Continuous Integration and Automated UI testing

Continuous integration and automated UI testing allows you to be able to run the automated tests at anytime day or night.  The tests run faster than a person and can be done just before a release.  If automated tests are set up within your project then anyone with access to the code can run the tests including the developers.

  • Regression testing against the UI.
  • Can be used to test ‘happy’ path or verify that all the error messages still trigger.
  • Tests for specific areas can be run separately.

Sometimes tests can take too long to run when using the full UI especially when you are just repeating things you have already tested but need the data in all the rest of the sections.  To resolve this problem, we use our knowledge of databases to set up the test data before running Selenium.  Examples of scripts that we write include.

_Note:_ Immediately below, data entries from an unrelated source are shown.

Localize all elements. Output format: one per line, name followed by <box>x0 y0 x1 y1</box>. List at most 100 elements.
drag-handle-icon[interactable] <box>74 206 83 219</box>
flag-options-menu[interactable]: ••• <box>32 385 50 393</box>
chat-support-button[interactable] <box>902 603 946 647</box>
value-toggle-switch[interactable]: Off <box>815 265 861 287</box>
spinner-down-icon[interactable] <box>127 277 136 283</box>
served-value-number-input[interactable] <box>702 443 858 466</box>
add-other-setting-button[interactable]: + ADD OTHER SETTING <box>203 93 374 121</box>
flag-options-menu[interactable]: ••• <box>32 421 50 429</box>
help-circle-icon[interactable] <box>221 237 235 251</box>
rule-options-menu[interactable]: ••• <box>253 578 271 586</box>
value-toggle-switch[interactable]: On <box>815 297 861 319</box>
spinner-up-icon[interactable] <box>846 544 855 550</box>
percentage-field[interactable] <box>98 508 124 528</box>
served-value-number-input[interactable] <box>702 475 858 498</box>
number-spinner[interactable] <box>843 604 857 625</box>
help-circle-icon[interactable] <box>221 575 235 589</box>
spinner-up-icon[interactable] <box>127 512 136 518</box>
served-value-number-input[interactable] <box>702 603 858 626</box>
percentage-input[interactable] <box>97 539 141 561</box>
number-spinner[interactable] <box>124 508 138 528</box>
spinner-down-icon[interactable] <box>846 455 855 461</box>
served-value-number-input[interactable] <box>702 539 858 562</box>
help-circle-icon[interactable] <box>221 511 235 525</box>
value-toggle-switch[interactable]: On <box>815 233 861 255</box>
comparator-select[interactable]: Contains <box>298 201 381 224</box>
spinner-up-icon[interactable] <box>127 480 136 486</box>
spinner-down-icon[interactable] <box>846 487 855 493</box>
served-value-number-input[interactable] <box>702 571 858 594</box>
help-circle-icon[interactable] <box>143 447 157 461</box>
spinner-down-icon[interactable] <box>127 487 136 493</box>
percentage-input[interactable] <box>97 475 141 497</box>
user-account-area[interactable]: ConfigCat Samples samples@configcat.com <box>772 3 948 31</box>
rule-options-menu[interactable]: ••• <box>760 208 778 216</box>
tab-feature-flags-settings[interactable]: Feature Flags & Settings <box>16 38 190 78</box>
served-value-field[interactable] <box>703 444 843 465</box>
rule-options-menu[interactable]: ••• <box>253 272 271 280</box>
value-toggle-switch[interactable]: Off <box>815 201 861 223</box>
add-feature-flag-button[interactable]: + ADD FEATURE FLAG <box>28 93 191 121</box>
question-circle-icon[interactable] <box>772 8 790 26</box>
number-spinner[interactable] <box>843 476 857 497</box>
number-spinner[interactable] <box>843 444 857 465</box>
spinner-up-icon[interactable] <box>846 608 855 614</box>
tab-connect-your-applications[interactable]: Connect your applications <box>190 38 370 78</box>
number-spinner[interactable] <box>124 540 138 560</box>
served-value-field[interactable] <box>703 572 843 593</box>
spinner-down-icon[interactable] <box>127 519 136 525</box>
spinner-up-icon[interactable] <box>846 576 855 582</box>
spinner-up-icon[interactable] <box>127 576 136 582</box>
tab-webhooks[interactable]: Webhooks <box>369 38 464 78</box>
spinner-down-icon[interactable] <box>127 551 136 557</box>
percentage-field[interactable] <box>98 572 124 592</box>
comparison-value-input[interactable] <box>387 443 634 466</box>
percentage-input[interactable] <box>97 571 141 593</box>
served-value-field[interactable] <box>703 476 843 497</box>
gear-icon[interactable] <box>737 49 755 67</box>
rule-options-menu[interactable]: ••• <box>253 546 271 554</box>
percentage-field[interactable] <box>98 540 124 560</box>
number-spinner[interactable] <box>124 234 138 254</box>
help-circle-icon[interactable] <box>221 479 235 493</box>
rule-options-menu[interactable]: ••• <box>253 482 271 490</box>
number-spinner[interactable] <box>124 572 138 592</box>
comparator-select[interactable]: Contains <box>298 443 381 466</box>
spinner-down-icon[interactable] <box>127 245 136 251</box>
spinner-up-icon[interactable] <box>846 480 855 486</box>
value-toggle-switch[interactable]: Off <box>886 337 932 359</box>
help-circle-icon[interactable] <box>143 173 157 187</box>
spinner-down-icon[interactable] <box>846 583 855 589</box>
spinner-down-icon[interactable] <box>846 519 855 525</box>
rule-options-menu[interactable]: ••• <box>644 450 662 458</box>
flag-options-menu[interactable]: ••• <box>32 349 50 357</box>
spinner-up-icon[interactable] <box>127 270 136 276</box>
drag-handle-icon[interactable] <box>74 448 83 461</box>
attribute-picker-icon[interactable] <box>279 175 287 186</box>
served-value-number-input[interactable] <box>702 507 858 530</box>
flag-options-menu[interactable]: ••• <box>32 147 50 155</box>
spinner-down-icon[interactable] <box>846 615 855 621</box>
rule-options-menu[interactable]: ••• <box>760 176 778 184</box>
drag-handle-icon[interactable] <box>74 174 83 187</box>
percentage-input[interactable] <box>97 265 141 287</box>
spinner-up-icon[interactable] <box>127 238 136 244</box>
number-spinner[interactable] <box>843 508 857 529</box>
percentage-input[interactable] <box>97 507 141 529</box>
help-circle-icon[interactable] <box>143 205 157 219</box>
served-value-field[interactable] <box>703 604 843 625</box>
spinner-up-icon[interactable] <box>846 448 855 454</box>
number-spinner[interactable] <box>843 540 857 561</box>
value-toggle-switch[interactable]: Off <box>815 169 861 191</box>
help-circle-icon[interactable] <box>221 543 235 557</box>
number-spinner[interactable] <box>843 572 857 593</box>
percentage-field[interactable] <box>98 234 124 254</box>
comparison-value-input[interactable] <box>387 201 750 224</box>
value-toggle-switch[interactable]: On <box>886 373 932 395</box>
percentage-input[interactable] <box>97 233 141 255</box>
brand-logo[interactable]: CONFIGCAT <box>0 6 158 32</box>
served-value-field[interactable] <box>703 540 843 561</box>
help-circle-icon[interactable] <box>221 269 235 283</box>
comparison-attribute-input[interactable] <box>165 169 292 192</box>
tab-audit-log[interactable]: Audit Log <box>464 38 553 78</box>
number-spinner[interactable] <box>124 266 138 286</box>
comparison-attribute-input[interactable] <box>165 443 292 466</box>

  • SQL scripts can put in the balance of information in larger sections where you need all the data.
  • SQL scripts can help to offset system integration by providing an option to upload data from previous tests to be able to run this one.  Instead of having to run the tests all over again from the beginning to get back to that point.
  • SQL scripts can in a QA test location clean up information that will allow you to run the tests again without interference from other data.  Example: If the QA test location uses a copy of the production database you might need to remove all time entry that is currently in process to make sure your tests run.

Running automated tests using Jenkins is possible if the Selenium tests are exported as jUnit4 test cases.   The tests can be set up in Jenkins and run  the tests against the code that has not been pushed out anywhere.  Or run at a time that is convenient for your system.

Automated UI testing can be a powerful tool in the toolkit. It can quickly run through tests that were originally run against the UI and give your team a “sanity check” on the application.  However, it is not a “silver bullet” for finding all user experience or UI problems.  Also, like all tests, automated UI tests must be updated as the software it tests is changed.  This update process can affect the velocity of your team as they work through changes and enhancements.  But the cost of not testing can be significant in terms of bugs found after release, data quality issues, and other problems.  Since we believe that testing is better than not testing, the teams at Kettle River have included it in our toolbox of best practices to help keep our software boring.